The failure to issue timely warnings of the cyclone has been heavily criticised, including by Laura Bush, the wife of the US president. However, according to Dieter Schiessl, director of the World Meteorological Organisation’s disaster risk reduction unit, Burmese authorities began issuing warnings six days before the cyclone hit. The information, which was based on data from the international body, accurately predicted the cyclone’s movements and wind speeds. “The storm surge was the major cause of the disaster,” Schiessl explained.
To predict the likelihood of such surges, specialised radar is required, which Burma does not have. Just as none of the major powers had offered to build a tsunami warning system for the Indian Ocean prior to the 2004 disaster, only now is the World Meteorological Organisation proposing to construct a suitable radar system—if the funds can be found. The Bush administration, which has offered a pitiful $3 million in aid to Burma, has certainly not offered to pay the bill.
In an extraordinary outburst, ABC correspondent Peter Lloyd lashed out yesterday at the junta’s failure to have forklifts at Rangoon airport to offload aid from a Thai military aircraft. “It’s at that very elementary level that infrastructure in Burma because of years of disgraceful behaviour by the regime has left this country bankrupt of the kind of infrastructure it needs to respond to a crisis on this level,” he proclaimed.

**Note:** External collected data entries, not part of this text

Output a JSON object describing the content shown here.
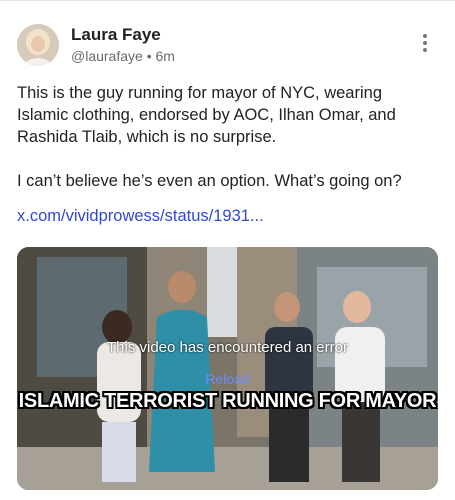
{
  "post": {
    "author_name": "Laura Faye",
    "handle": "@laurafaye",
    "separator": "•",
    "time_ago": "6m",
    "paragraphs": [
      "This is the guy running for mayor of NYC, wearing Islamic clothing, endorsed by AOC, Ilhan Omar, and Rashida Tlaib, which is no surprise.",
      "I can’t believe he’s even an option. What’s going on?"
    ],
    "link_text": "x.com/vividprowess/status/1931...",
    "more_icon": "vertical-ellipsis-icon"
  },
  "video": {
    "error_text": "This video has encountered an error",
    "reload_label": "Reload",
    "caption": "ISLAMIC TERRORIST RUNNING FOR MAYOR"
  }
}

The junta is undoubtedly guilty of many crimes, including the failure to adequately provide for the elementary needs of the Burmese people. But it is the height of hypocrisy to single out of Burma for condemnation when the similar issues could be raised of the Bush administration, for instance, over its appalling mishandling of the Hurricane Katrina disaster. Moreover, in the case of Burma, the US and its European allies have maintained an economic blockade, which has certainly contributed to the country’s continuing economic backwardness.
The current push for an international intervention into Burma is motivated by the same political agendas that lie behind the blockade—to oust the junta and replace it with a regime more sympathetic to US and European economic and strategic interests. The fate of the Burmese people is the last consideration in these political calculations.